A major theme across these three examples is that shouldn’t wait for your budget discussions with your CFO and other executive stakeholders to gather customer stories. Proactively generate and share these stories on an ongoing basis so they naturally percolate throughout your organization. When other executives start citing them without you having said a word, you know you are making progress.

Customer stories = power: Where do you start?

Not having a strong voice at the executive level and not being able to get the resources you need can leave you and your Customer Success team demoralized.
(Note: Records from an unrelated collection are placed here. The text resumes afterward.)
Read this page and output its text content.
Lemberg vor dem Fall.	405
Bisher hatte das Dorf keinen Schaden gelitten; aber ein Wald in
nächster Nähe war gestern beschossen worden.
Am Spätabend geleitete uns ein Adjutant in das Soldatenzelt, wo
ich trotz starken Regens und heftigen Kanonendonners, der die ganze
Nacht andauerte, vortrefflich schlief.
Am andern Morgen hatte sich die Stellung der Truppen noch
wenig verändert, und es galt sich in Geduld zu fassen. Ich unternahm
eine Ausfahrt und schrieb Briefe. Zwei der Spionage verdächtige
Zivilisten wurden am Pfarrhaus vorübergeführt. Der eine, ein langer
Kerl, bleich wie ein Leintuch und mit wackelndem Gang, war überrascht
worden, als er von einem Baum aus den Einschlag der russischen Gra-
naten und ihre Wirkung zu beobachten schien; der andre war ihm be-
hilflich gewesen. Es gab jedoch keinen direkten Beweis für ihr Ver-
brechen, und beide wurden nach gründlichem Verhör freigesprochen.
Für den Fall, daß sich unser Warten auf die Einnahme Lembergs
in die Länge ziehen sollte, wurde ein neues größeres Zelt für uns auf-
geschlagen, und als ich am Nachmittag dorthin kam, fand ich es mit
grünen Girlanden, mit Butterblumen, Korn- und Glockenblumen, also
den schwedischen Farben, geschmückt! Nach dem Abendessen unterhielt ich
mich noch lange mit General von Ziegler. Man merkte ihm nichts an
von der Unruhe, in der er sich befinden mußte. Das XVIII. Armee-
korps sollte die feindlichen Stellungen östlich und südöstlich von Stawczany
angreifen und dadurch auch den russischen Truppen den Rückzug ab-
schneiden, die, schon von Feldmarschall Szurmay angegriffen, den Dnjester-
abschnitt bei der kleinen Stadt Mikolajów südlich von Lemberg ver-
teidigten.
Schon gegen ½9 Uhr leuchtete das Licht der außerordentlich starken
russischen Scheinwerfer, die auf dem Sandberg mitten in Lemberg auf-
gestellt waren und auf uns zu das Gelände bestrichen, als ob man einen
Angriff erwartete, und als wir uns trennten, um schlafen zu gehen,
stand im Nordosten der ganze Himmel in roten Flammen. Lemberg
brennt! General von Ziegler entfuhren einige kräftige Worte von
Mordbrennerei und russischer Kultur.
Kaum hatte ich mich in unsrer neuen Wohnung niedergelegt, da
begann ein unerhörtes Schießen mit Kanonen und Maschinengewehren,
Particularly when you are doing everything you can to make your customers successful. You need to make the pain that you are experiencing come to life. You need others to feel the impact that your team is making. This is the power of a culture of storytelling.

When was the last time you had a CSM describe to your company how they helped one of your customers use a new feature in a way that no one expected? When was the last time that a CSM had a chance to outline the real reasons behind why you lost a customer beyond entering the reason code “not enough ROI?” It’s time to try some new approaches such as a Slack channel to tell the real stories behind the data.  Implementing these practices will change how your Customer Success team perceives itself but also how the company perceives you. You can hold your head up a little higher, get that resource that you desperately need and earn the respect that is rightfully yours. What are you waiting for?